5. It violates equal protection because it does not allow a person to record a conversation when absent that the person has the right to record when present.
With regard to the "right or authority" issue, the Court pointed out that this has been sufficiently defined in State v. Fox, 493 N.W.2d 829, 831 (Iowa 1992). Regarding the enforcement issue, the Court noted that the statute provides two general exceptions to the prohibition against listening to, recording, or intercepting conversations or communications: (1) a person can record if “openly present and participating in or listening to the communication” and (2) radio and television receivers may receive radio and television signals. The Court held the statute does not delegate basic policy decisions to enforcers or to provide for resolution on an ad hoc or subjective basis merely because it does not contain additional exceptions to the prohibited conduct, and so was not unconstitutionally vague so as to delegate policy decisions to enforcers or to provide for resolution on a subjective basis.
(An interesting side note: the defendant argued the statute should contain exceptions for recording with permission or if a person is unable to be present, such as a student recording a lecture. The Court responded: "Such argument should be addressed to the legislature." As a practical matter, I don't think the cops are waiting outside lecture halls to bust students, but don't you think this might be a little problematic?)
The Court also found the rest of the argument less than persuasive:
We conclude, as did the district court, section 727.8 is a general intent statute . . . We find unpersuasive the defendant’s argument it is turned into a public welfare strict liability offense because it lacks specific criminal intent language. . . .
The defendant contends the statute violates equal protection because it (1) classifies communications in which the participants have a reasonable expectation of privacy with those in which they do not and (2) too narrowly defines the exception for openly-present or participating and does not allow for recording by consent. . . . [W]e do not agree the statute must provide for recording by consent in order to pass constitutional muster as applied to the defendant. . . . The circumstances of this case show the defendant, in order to provide an accurate record of her interaction with coworkers, stated she would record her interactions with them if that is what it took.
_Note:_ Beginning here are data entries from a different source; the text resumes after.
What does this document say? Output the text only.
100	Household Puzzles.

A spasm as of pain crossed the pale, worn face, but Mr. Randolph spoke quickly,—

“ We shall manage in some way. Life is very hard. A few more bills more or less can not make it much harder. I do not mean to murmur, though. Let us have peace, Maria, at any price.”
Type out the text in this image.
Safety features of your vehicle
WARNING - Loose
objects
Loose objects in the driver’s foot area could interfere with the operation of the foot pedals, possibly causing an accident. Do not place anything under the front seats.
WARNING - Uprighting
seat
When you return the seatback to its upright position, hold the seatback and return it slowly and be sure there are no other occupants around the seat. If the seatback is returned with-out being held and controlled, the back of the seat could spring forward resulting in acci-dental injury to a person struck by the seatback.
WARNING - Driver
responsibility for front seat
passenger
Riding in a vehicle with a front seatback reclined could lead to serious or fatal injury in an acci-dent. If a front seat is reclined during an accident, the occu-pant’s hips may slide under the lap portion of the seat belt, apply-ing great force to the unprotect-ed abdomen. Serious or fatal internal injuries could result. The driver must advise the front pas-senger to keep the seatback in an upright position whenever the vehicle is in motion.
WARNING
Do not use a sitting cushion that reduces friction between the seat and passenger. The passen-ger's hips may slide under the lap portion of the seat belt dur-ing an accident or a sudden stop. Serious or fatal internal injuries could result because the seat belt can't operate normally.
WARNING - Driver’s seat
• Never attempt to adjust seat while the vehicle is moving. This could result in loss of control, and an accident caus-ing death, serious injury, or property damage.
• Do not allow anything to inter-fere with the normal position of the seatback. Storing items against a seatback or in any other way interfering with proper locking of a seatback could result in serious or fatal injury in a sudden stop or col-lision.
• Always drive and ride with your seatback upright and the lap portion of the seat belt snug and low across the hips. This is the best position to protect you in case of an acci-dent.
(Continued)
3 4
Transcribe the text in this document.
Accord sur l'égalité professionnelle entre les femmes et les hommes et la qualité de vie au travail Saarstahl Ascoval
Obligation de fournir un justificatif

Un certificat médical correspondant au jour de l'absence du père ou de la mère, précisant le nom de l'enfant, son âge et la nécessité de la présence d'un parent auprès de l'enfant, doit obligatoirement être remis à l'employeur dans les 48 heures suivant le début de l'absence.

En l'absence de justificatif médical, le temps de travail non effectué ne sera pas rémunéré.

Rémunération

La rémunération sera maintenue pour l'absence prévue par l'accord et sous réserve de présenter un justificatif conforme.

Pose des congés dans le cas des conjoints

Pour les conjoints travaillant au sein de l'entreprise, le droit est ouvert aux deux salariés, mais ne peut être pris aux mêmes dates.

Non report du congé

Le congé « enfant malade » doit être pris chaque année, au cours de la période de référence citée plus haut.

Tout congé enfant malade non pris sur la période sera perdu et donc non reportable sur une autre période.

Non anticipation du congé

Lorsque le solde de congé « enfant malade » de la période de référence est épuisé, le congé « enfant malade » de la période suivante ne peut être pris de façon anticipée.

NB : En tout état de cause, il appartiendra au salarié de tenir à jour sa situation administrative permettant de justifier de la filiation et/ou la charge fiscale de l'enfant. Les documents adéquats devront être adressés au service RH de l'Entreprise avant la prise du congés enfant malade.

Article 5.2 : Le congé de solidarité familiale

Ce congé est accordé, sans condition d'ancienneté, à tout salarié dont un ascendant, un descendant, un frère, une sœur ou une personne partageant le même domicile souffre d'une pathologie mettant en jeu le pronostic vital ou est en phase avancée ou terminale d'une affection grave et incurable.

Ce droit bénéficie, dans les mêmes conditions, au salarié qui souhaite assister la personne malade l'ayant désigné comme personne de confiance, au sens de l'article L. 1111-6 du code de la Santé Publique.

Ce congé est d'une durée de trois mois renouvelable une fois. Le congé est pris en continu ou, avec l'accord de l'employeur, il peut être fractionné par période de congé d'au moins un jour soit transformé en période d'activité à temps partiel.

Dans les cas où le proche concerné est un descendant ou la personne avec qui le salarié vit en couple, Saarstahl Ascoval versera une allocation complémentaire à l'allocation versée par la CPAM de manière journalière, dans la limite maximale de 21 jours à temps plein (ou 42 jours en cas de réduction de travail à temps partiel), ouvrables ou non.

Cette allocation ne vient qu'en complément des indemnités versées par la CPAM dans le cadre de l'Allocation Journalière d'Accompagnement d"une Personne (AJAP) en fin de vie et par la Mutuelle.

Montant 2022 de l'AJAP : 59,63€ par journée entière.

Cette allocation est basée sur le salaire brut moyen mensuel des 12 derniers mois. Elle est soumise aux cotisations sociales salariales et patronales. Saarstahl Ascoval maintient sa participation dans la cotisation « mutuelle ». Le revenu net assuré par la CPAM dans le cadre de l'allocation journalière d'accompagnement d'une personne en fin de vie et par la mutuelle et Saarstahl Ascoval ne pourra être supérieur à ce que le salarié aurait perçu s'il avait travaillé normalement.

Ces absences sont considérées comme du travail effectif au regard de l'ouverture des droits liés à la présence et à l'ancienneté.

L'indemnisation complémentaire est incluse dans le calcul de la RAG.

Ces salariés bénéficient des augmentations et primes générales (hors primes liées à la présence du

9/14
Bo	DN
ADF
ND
Under the statute, the defendant was free to record her conversations and interactions with coworkers without regard to their consent (emphasis supplied). . . .
The defendant asserts the State’s interest in stopping electronic or mechanical eavesdropping is based on the assumption the act is surreptitious and invades the participants’ privacy, citing cases from other jurisdictions and arguing the statutory offense is derived from the common law offense. From that assertion, she argues the statute is neither narrowly tailored nor rationally related to the State’s interest. The defendant argues strict scrutiny applies and the statute must be narrowly tailored because it infringes what she sees as a First Amendment right of access to information. She claims it is not rationally related because it does not require an expectation of privacy. . . . Strict scrutiny applies if a law implicates a fundamental right. . . . The defendant asserts “courts have held that gaining information or documents from a public office can implicate a First Amendment right.” Assuming without deciding the defendant’s assertion is true, she has provided no authority that any such right is fundamental. We conclude section 727.8 demonstrates a reasonable fit in the means chosen to protect individuals from unauthorized or unknown interception of their communications. It requires either that the person obtain the right or authority or else be openly present. In addition, as applied to the defendant, the statute would not prevent her from obtaining information or documents from a public office, nor would it prevent her from creating an accurate record of her interaction with coworkers. It merely prevents her from indiscriminate recording of conversations to which she is not a party.